ANCESTRY AND EARLY LIFE
For this book Louis XIV of France is to blame. If he had been content to let stand the work of his illustrious predecessor Henri IV you would not have the task of pursuing the following pages. But the Grand Monarch revoked the Edict of Nantes and from 1685 on, the disheartened Protestants fled from France to find havens of toleration and peace in Holland, Germany and beyond the Seas. Hence, as Oliver Wendell Holmes said of his education, I must begin my autobiography several centuries before I was born.
Both lines of my parental stock run back to the brave, independent and indomitable Huguenots of the Sixteenth Century. The maternal line goes back some centuries farther to the Norman Conquest of England. The “Book of Levering,” which some of my family possess, gives all available documents and data of the Leverings from the time of Richard I to the present. The ancestors of my father were among the Protestants who found asylum in Holland after the revocation of the Edict. About 1700 they emigrated to the United States.
However interesting a full history might be, the matter of immediate importance is, that I was born in Baltimore, Maryland, December 17, 1828. My father’s name was John Matthews, Jr. My mother’s maiden name was Mary Righter Levering. I was named after my father’s uncle, Leonard Matthews, a bankers and president of the Sun Insurance Company of New Orleans, whose wife, Mary Jane Levering, was my mother’s first cousin.
My grandfather, John Matthews, as well as his father and my father and mother, were born in Baltimore. Grandfather emigrated to a place near Dayton, Ohio, about 1828 and there he died, aged 85. He had two sisters, one the mother of Major General George Crook; the other mother of Major General Sullivan, both of the United States Army. My grandfather had four sons, James, John, Jr., Thomas and Jacob, all of whom, except my father, accompanied him to Dayton.
These details will afford some material for thought for those who care to trace characteristics, from generation to generation. It is evident that there is much of the pioneer spirit in both parental strains, much adventurous enterprise, persistency and self-reliance.
About 1823 my father sailed as supercargo, for William Wilson and Sons of Baltimore, to Cadiz, Spain, where he purchased a cargo of wines, brandies, quicksilver, etc., thence to Valparaiso, Chile, where he disposed of his merchandise, and bought copper, hides and produce of the country, thence back to Baltimore. The supercargo acted as a merchant, having nothing to do with navigation, except directing where the vessel should go.

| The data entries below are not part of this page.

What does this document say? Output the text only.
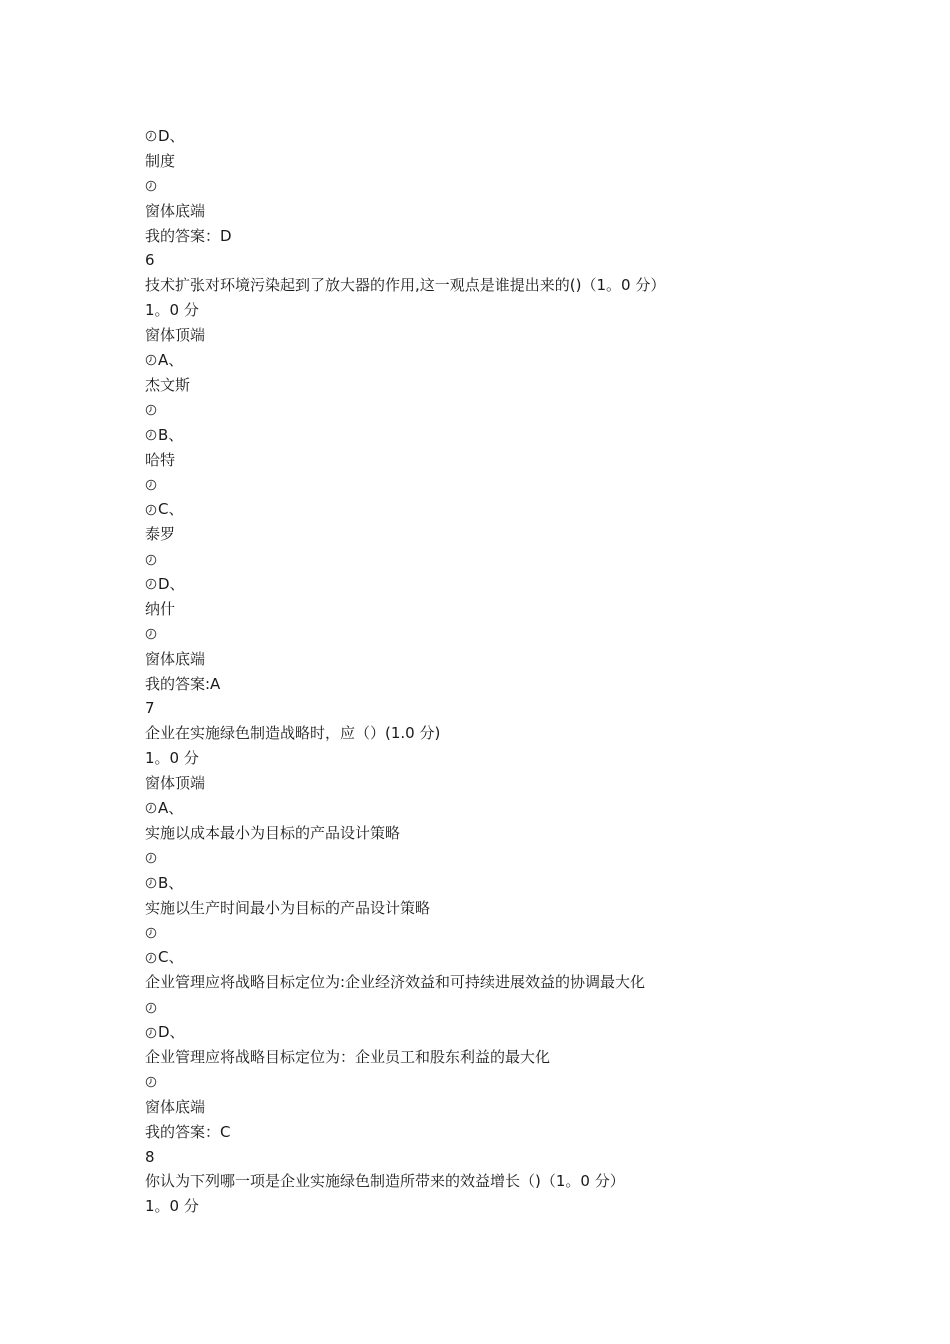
D、
制度
窗体底端
我的答案：D
6
技术扩张对环境污染起到了放大器的作用,这一观点是谁提出来的()（1。0 分）
1。0 分
窗体顶端
A、
杰文斯
B、
哈特
C、
泰罗
D、
纳什
窗体底端
我的答案:A
7
企业在实施绿色制造战略时，应（）(1.0 分)
1。0 分
窗体顶端
A、
实施以成本最小为目标的产品设计策略
B、
实施以生产时间最小为目标的产品设计策略
C、
企业管理应将战略目标定位为:企业经济效益和可持续进展效益的协调最大化
D、
企业管理应将战略目标定位为：企业员工和股东利益的最大化
窗体底端
我的答案：C
8
你认为下列哪一项是企业实施绿色制造所带来的效益增长（)（1。0 分）
1。0 分
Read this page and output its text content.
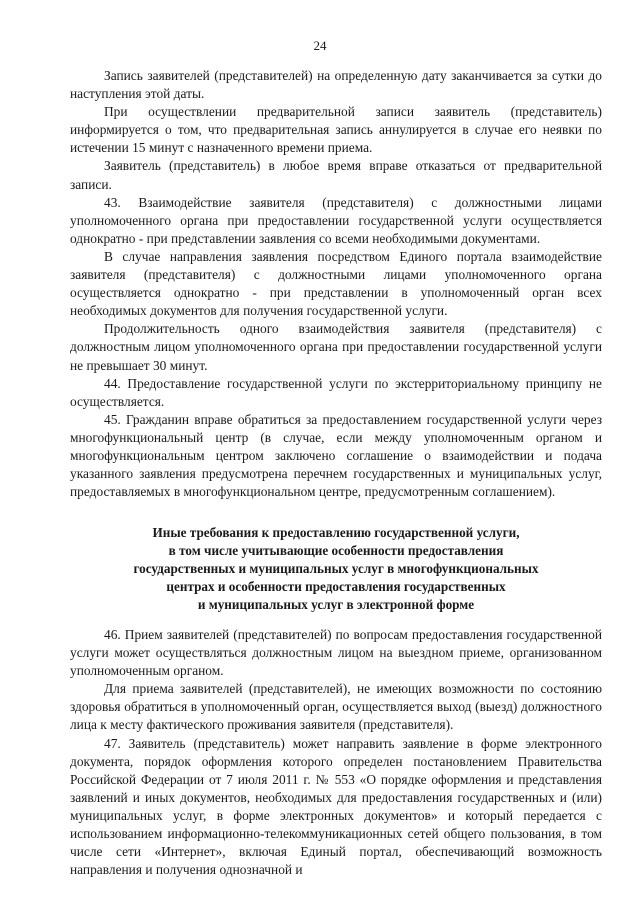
24

Запись заявителей (представителей) на определенную дату заканчивается за сутки до наступления этой даты.

При осуществлении предварительной записи заявитель (представитель) информируется о том, что предварительная запись аннулируется в случае его неявки по истечении 15 минут с назначенного времени приема.

Заявитель (представитель) в любое время вправе отказаться от предварительной записи.

43. Взаимодействие заявителя (представителя) с должностными лицами уполномоченного органа при предоставлении государственной услуги осуществляется однократно - при представлении заявления со всеми необходимыми документами.

В случае направления заявления посредством Единого портала взаимодействие заявителя (представителя) с должностными лицами уполномоченного органа осуществляется однократно - при представлении в уполномоченный орган всех необходимых документов для получения государственной услуги.

Продолжительность одного взаимодействия заявителя (представителя) с должностным лицом уполномоченного органа при предоставлении государственной услуги не превышает 30 минут.

44. Предоставление государственной услуги по экстерриториальному принципу не осуществляется.

45. Гражданин вправе обратиться за предоставлением государственной услуги через многофункциональный центр (в случае, если между уполномоченным органом и многофункциональным центром заключено соглашение о взаимодействии и подача указанного заявления предусмотрена перечнем государственных и муниципальных услуг, предоставляемых в многофункциональном центре, предусмотренным соглашением).

Иные требования к предоставлению государственной услуги,
в том числе учитывающие особенности предоставления
государственных и муниципальных услуг в многофункциональных
центрах и особенности предоставления государственных
и муниципальных услуг в электронной форме

46. Прием заявителей (представителей) по вопросам предоставления государственной услуги может осуществляться должностным лицом на выездном приеме, организованном уполномоченным органом.

Для приема заявителей (представителей), не имеющих возможности по состоянию здоровья обратиться в уполномоченный орган, осуществляется выход (выезд) должностного лица к месту фактического проживания заявителя (представителя).

47. Заявитель (представитель) может направить заявление в форме электронного документа, порядок оформления которого определен постановлением Правительства Российской Федерации от 7 июля 2011 г. № 553 «О порядке оформления и представления заявлений и иных документов, необходимых для предоставления государственных и (или) муниципальных услуг, в форме электронных документов» и который передается с использованием информационно-телекоммуникационных сетей общего пользования, в том числе сети «Интернет», включая Единый портал, обеспечивающий возможность направления и получения однозначной и
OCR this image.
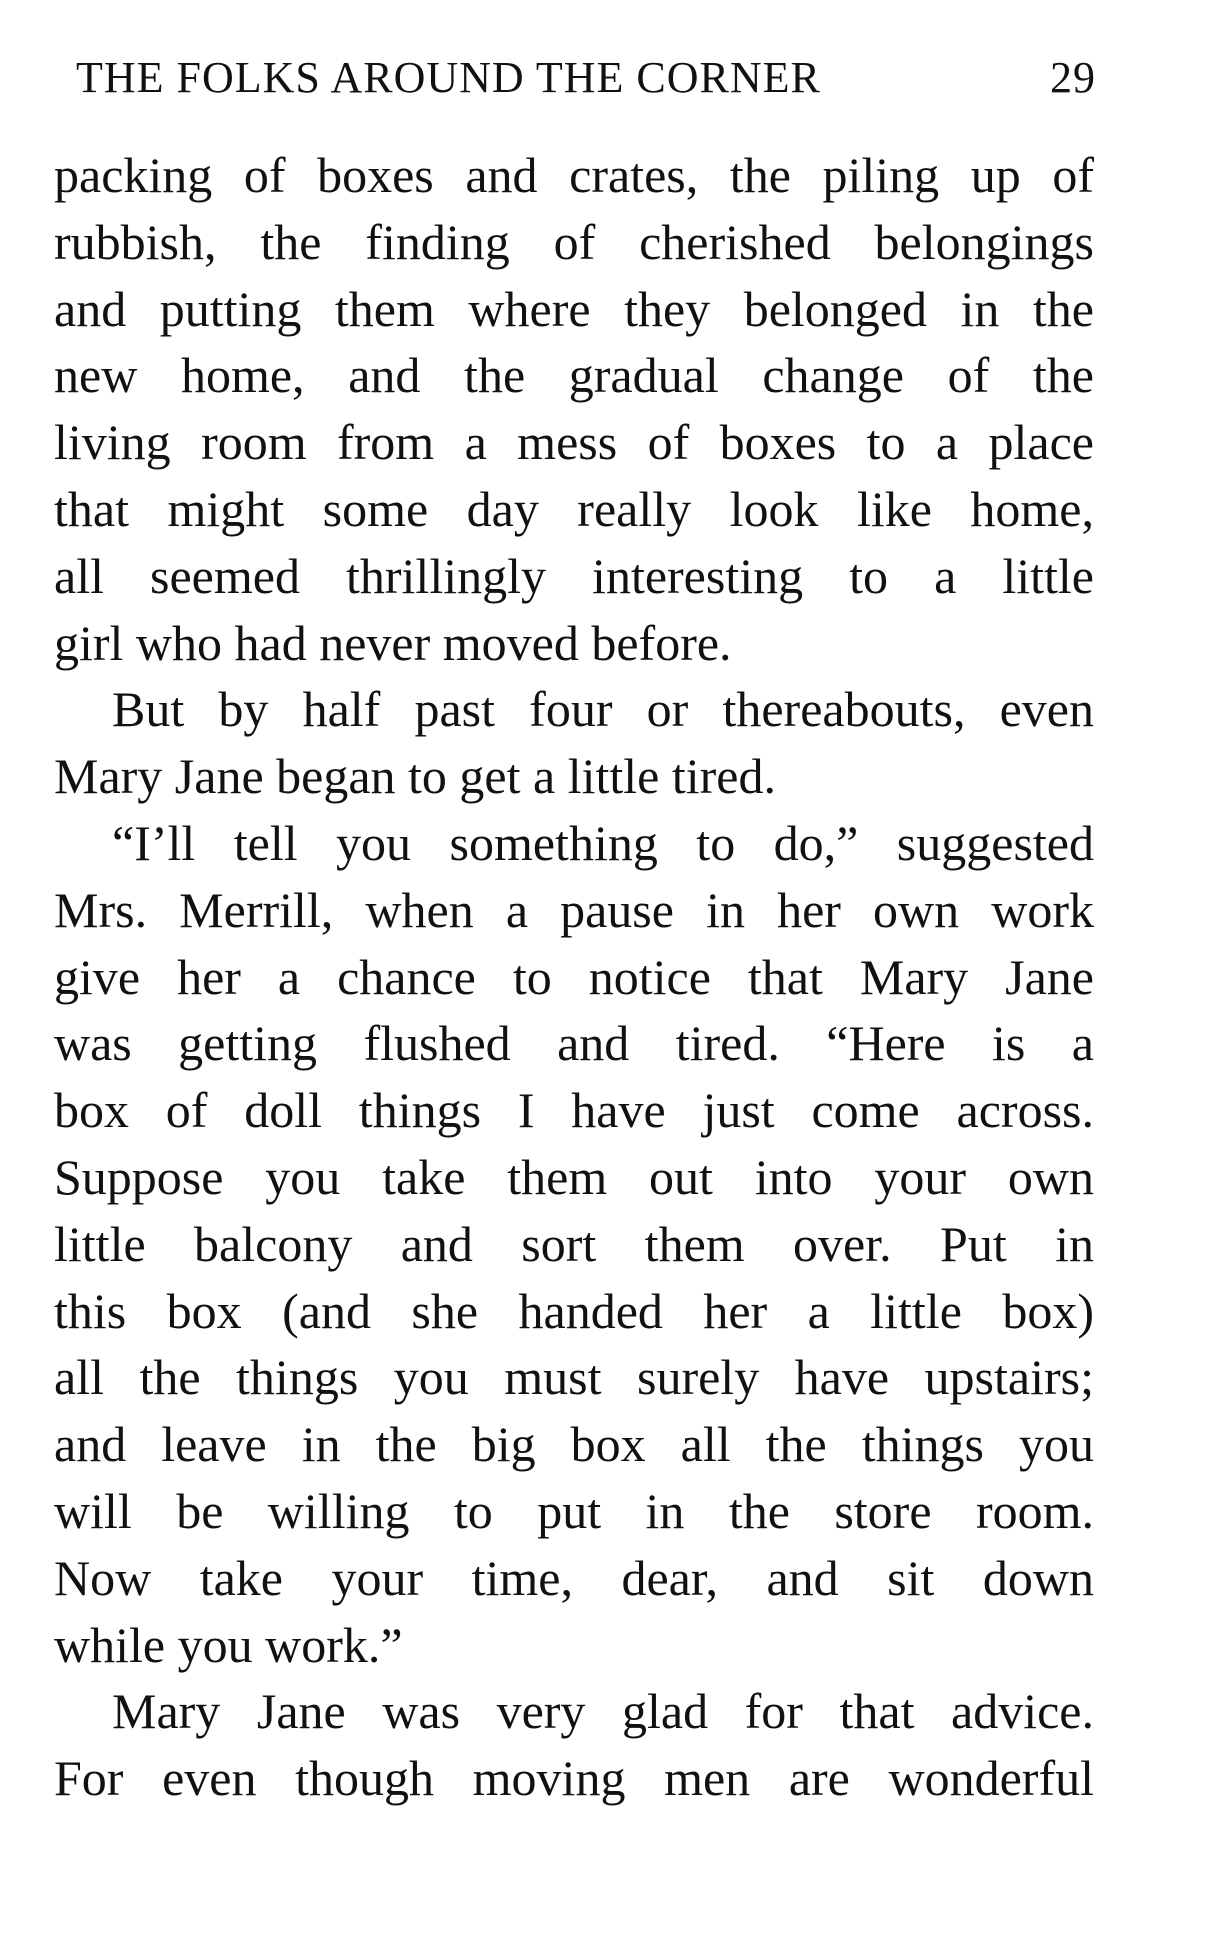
THE FOLKS AROUND THE CORNER	29
packing of boxes and crates, the piling up of
rubbish, the finding of cherished belongings
and putting them where they belonged in the
new home, and the gradual change of the
living room from a mess of boxes to a place
that might some day really look like home,
all seemed thrillingly interesting to a little
girl who had never moved before.
But by half past four or thereabouts, even
Mary Jane began to get a little tired.
“I’ll tell you something to do,” suggested
Mrs. Merrill, when a pause in her own work
give her a chance to notice that Mary Jane
was getting flushed and tired. “Here is a
box of doll things I have just come across.
Suppose you take them out into your own
little balcony and sort them over. Put in
this box (and she handed her a little box)
all the things you must surely have upstairs;
and leave in the big box all the things you
will be willing to put in the store room.
Now take your time, dear, and sit down
while you work.”
Mary Jane was very glad for that advice.
For even though moving men are wonderful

Afterwards he engaged in the mercantile business
at Petersburg, Virginia, under the firm name of Matthews, Levering &
Company. His partner was Thomas W. Levering, a cousin of my mother. Here
he became acquainted with your mother’s father, William Nisbet,
who was also in business in Petersburg. Later my father became book-keeper
for the wholesale auction house of Hoffman and Company. Later on he became
interested with his brothers-in-law, Benjamin Franklin Levering and Thomas
H. Palmer, in a general merchandise store at St. Francisville, Clark County,
Missouri, on the Des Moines River, ten miles from Alexandria, at the mouth
of the river, on the Mississippi, opposite Warsaw, Illinois.